Dynamic Programming Questions Medium
Dynamic Programming can be used to solve the Longest Increasing Subsequence Size problem by breaking it down into smaller subproblems and using the solutions of these subproblems to build the solution for the larger problem.
The Longest Increasing Subsequence (LIS) problem involves finding the length of the longest subsequence in a given array of integers, where the subsequence is in increasing order.
To solve this problem using Dynamic Programming, we can define an array dp[] of the same length as the input array, where dp[i] represents the length of the longest increasing subsequence ending at index i.
We initialize all elements of dp[] to 1, as the minimum length of any subsequence is 1 (including just the element itself).
Then, for each index i from 1 to n-1 (where n is the length of the input array), we iterate through all previous indices j from 0 to i-1. If the element at index i is greater than the element at index j, we update dp[i] as the maximum of dp[i] and dp[j] + 1. This means that if the element at index i can be included in the increasing subsequence ending at index j, we update the length of the increasing subsequence ending at index i.

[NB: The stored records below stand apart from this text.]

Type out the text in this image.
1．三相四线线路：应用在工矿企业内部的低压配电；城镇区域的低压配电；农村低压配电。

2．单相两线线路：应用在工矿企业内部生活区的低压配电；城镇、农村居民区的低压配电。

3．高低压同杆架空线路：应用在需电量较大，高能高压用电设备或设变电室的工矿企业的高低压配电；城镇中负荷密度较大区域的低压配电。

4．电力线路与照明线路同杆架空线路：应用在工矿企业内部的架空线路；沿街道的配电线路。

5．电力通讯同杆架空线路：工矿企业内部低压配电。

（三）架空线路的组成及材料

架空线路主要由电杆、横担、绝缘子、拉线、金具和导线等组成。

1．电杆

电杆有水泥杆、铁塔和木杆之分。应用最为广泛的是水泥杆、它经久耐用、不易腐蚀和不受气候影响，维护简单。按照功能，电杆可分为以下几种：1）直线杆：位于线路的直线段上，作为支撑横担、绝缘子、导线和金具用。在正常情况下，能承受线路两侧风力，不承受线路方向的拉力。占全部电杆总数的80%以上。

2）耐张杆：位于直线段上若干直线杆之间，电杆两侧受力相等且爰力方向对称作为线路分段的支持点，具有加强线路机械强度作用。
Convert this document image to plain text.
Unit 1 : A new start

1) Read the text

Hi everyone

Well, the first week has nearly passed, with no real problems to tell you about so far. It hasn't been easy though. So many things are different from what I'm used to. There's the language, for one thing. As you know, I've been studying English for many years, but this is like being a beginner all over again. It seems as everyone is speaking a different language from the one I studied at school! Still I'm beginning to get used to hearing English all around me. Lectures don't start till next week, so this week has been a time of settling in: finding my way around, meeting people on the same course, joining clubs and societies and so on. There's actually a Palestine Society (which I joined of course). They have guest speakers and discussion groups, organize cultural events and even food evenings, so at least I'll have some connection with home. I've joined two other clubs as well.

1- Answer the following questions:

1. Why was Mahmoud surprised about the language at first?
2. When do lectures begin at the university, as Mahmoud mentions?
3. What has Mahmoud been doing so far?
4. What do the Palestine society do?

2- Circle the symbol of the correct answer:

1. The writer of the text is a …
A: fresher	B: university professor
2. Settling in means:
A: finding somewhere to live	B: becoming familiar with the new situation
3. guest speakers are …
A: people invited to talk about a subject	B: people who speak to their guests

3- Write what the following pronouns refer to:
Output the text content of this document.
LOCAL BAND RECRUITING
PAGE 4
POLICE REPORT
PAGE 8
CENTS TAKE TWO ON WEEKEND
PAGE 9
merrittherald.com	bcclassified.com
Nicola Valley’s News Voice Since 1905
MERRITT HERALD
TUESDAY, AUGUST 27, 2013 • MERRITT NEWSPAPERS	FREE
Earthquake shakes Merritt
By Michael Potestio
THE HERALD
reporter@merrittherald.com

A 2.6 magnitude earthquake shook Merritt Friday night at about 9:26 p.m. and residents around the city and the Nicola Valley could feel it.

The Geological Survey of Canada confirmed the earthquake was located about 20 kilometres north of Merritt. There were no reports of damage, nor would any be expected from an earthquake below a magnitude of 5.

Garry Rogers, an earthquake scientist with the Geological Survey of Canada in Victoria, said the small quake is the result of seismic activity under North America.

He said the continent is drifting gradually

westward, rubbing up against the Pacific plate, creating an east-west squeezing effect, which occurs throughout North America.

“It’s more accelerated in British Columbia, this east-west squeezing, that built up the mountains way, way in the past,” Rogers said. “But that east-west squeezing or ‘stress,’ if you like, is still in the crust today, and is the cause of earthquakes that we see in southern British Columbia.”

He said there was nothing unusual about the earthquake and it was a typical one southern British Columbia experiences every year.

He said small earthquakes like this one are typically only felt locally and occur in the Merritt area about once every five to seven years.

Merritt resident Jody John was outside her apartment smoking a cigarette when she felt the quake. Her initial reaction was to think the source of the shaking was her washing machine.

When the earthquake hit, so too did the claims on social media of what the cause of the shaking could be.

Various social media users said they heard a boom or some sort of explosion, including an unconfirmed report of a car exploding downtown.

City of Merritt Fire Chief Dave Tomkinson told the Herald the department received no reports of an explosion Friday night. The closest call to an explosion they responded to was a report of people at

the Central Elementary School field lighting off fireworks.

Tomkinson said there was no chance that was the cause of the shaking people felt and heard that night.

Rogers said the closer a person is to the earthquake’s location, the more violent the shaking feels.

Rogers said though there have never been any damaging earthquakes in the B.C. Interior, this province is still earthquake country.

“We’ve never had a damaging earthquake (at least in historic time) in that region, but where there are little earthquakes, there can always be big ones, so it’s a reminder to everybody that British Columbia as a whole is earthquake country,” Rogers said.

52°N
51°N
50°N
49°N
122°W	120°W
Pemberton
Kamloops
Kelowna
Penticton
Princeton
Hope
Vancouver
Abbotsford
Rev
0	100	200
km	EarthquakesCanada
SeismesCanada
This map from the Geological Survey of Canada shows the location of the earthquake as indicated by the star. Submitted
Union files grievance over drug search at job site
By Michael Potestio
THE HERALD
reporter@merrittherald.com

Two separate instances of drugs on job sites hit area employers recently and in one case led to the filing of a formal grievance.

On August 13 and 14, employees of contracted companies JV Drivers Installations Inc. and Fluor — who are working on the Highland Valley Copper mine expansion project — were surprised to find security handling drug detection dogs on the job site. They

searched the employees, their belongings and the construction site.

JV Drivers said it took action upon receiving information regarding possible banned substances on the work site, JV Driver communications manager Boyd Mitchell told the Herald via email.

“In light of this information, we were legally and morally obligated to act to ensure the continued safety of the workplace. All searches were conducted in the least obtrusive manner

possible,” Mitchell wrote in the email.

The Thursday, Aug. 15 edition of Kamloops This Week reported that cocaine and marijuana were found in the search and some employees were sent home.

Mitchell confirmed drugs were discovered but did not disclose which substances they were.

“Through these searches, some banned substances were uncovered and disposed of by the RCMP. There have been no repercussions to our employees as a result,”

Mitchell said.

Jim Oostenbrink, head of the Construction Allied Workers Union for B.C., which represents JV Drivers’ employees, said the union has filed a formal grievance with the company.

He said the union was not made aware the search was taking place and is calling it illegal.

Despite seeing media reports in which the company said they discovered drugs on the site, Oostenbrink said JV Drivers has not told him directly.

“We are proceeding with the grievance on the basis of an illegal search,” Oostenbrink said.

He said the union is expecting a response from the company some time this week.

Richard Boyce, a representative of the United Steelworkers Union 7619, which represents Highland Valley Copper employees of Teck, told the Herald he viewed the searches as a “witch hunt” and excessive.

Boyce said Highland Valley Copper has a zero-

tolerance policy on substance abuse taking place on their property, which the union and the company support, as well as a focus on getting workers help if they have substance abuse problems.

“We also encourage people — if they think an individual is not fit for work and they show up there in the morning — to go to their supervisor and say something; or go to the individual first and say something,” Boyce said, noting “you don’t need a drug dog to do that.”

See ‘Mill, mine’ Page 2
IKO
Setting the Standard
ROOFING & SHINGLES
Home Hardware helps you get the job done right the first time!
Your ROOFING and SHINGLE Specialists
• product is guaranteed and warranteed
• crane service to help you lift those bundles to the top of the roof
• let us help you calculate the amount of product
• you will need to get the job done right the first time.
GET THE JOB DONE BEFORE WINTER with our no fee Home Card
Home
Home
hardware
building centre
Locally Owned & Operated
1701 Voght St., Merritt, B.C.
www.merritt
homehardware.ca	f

Finally, we find the maximum value in the dp[] array, which represents the length of the longest increasing subsequence in the given array.
Here is the step-by-step process:
1. Initialize an array dp[] of length n, where n is the length of the input array.
2. Set all elements of dp[] to 1.
3. Iterate through each index i from 1 to n-1.
4. For each index i, iterate through all previous indices j from 0 to i-1.
5. If the element at index i is greater than the element at index j, update dp[i] as the maximum of dp[i] and dp[j] + 1.
6. Find the maximum value in the dp[] array.
7. The maximum value represents the length of the longest increasing subsequence in the given array.
The time complexity of this approach is O(n^2), where n is the length of the input array.